Retinopathy of prematurity (ROP) is a potentially blinding disorder of extremely premature infants caused by un-physiologic oxygen supply within the first weeks of life. The disease is characterized by uncontrolled vessel growth at the border of the vascularized zone, in severe cases leading to vitreoretinal tractions and retinal detachment. About 3–5% of all ROP cases need treatment at some point. The use of digital wide-field fundus photography, fluorescein angiography and optical coherence tomography as diagnostic tools generated a wealth of information about early disease features and treatment effects. Currently, intravitreal anti-VEGF injections are considered by many to be the optimal treatment approach for the most severe forms of Type 1 ROP, even though the pharmacological risks in terms of organ development and mortality rate have not yet been fully addressed.

Financial & competing interests disclosure

The authors have no relevant affiliations or financial involvement with any organization or entity with a financial interest in or financial conflict with the subject matter or materials discussed in the manuscript. This includes employment, consultancies, honoraria, stock ownership or options, expert testimony, grants or patents received or pending or royalties.
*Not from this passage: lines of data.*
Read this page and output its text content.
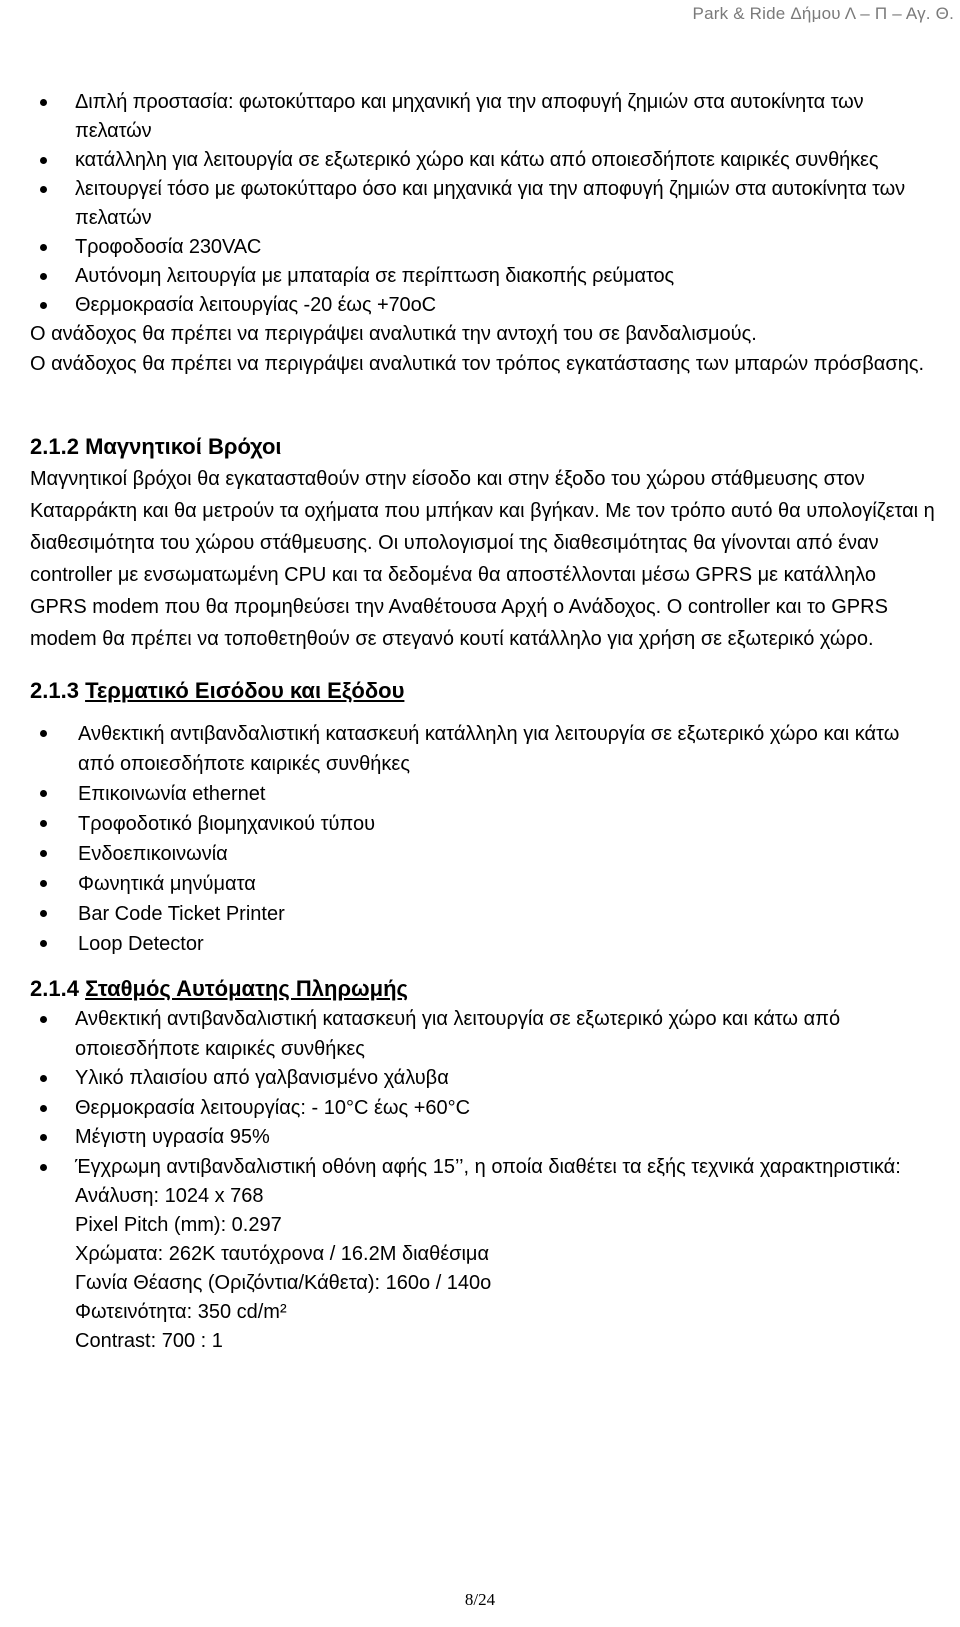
Park & Ride Δήμου Λ – Π – Αγ. Θ.
Διπλή προστασία: φωτοκύτταρο και μηχανική για την αποφυγή ζημιών στα αυτοκίνητα των πελατών
κατάλληλη για λειτουργία σε εξωτερικό χώρο και κάτω από οποιεσδήποτε καιρικές συνθήκες
λειτουργεί τόσο με φωτοκύτταρο όσο και μηχανικά για την αποφυγή ζημιών στα αυτοκίνητα των πελατών
Τροφοδοσία 230VAC
Αυτόνομη λειτουργία με μπαταρία σε περίπτωση διακοπής ρεύματος
Θερμοκρασία λειτουργίας -20 έως +70οC

Ο ανάδοχος θα πρέπει να περιγράψει αναλυτικά την αντοχή του σε βανδαλισμούς.

Ο ανάδοχος θα πρέπει να περιγράψει αναλυτικά τον τρόπος εγκατάστασης των μπαρών πρόσβασης.

2.1.2 Μαγνητικοί Βρόχοι

Μαγνητικοί βρόχοι θα εγκατασταθούν στην είσοδο και στην έξοδο του χώρου στάθμευσης στον Καταρράκτη και θα μετρούν τα οχήματα που μπήκαν και βγήκαν. Με τον τρόπο αυτό θα υπολογίζεται η διαθεσιμότητα του χώρου στάθμευσης. Οι υπολογισμοί της διαθεσιμότητας θα γίνονται από έναν controller με ενσωματωμένη CPU και τα δεδομένα θα αποστέλλονται μέσω GPRS με κατάλληλο GPRS modem που θα προμηθεύσει την Αναθέτουσα Αρχή ο Ανάδοχος. Ο controller και το GPRS modem θα πρέπει να τοποθετηθούν σε στεγανό κουτί κατάλληλο για χρήση σε εξωτερικό χώρο.

2.1.3 Τερματικό Εισόδου και Εξόδου
Ανθεκτική αντιβανδαλιστική κατασκευή κατάλληλη για λειτουργία σε εξωτερικό χώρο και κάτω από οποιεσδήποτε καιρικές συνθήκες
Επικοινωνία ethernet
Τροφοδοτικό βιομηχανικού τύπου
Ενδοεπικοινωνία
Φωνητικά μηνύματα
Bar Code Ticket Printer
Loop Detector
2.1.4 Σταθμός Αυτόματης Πληρωμής
Ανθεκτική αντιβανδαλιστική κατασκευή για λειτουργία σε εξωτερικό χώρο και κάτω από οποιεσδήποτε καιρικές συνθήκες
Υλικό πλαισίου από γαλβανισμένο χάλυβα
Θερμοκρασία λειτουργίας: - 10°C έως +60°C
Μέγιστη υγρασία 95%
Έγχρωμη αντιβανδαλιστική οθόνη αφής 15’’, η οποία διαθέτει τα εξής τεχνικά χαρακτηριστικά:
Ανάλυση: 1024 x 768
Pixel Pitch (mm): 0.297
Χρώματα: 262K ταυτόχρονα / 16.2M διαθέσιμα
Γωνία Θέασης (Οριζόντια/Κάθετα): 160ο / 140ο
Φωτεινότητα: 350 cd/m²
Contrast: 700 : 1
8/24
No writing assistance was utilized in the production of this manuscript.

Key issues
  • Retinopathy of prematurity (ROP) is caused by altering tissue oxygen concentrations within the first weeks after birth in extremely preterm infants. The optimal oxygen saturation rate is currently unknown.

  • Major risk factors for the development of ROP are low birth weight, gestational age and artificial ventilation.

  • Digital wide-angle fundus photography enables telemedicine approaches, in which retina specialists at reading centers can examine images from infants from remote areas.

  • Fluorescein angiography has become the most sensitive examination method to describe pathologic vessel alterations in ROP, which could not be easily visualized with other methods.

  • Fluorescein angiography is the ideal method to describe vascular changes following anti-VEGF injections.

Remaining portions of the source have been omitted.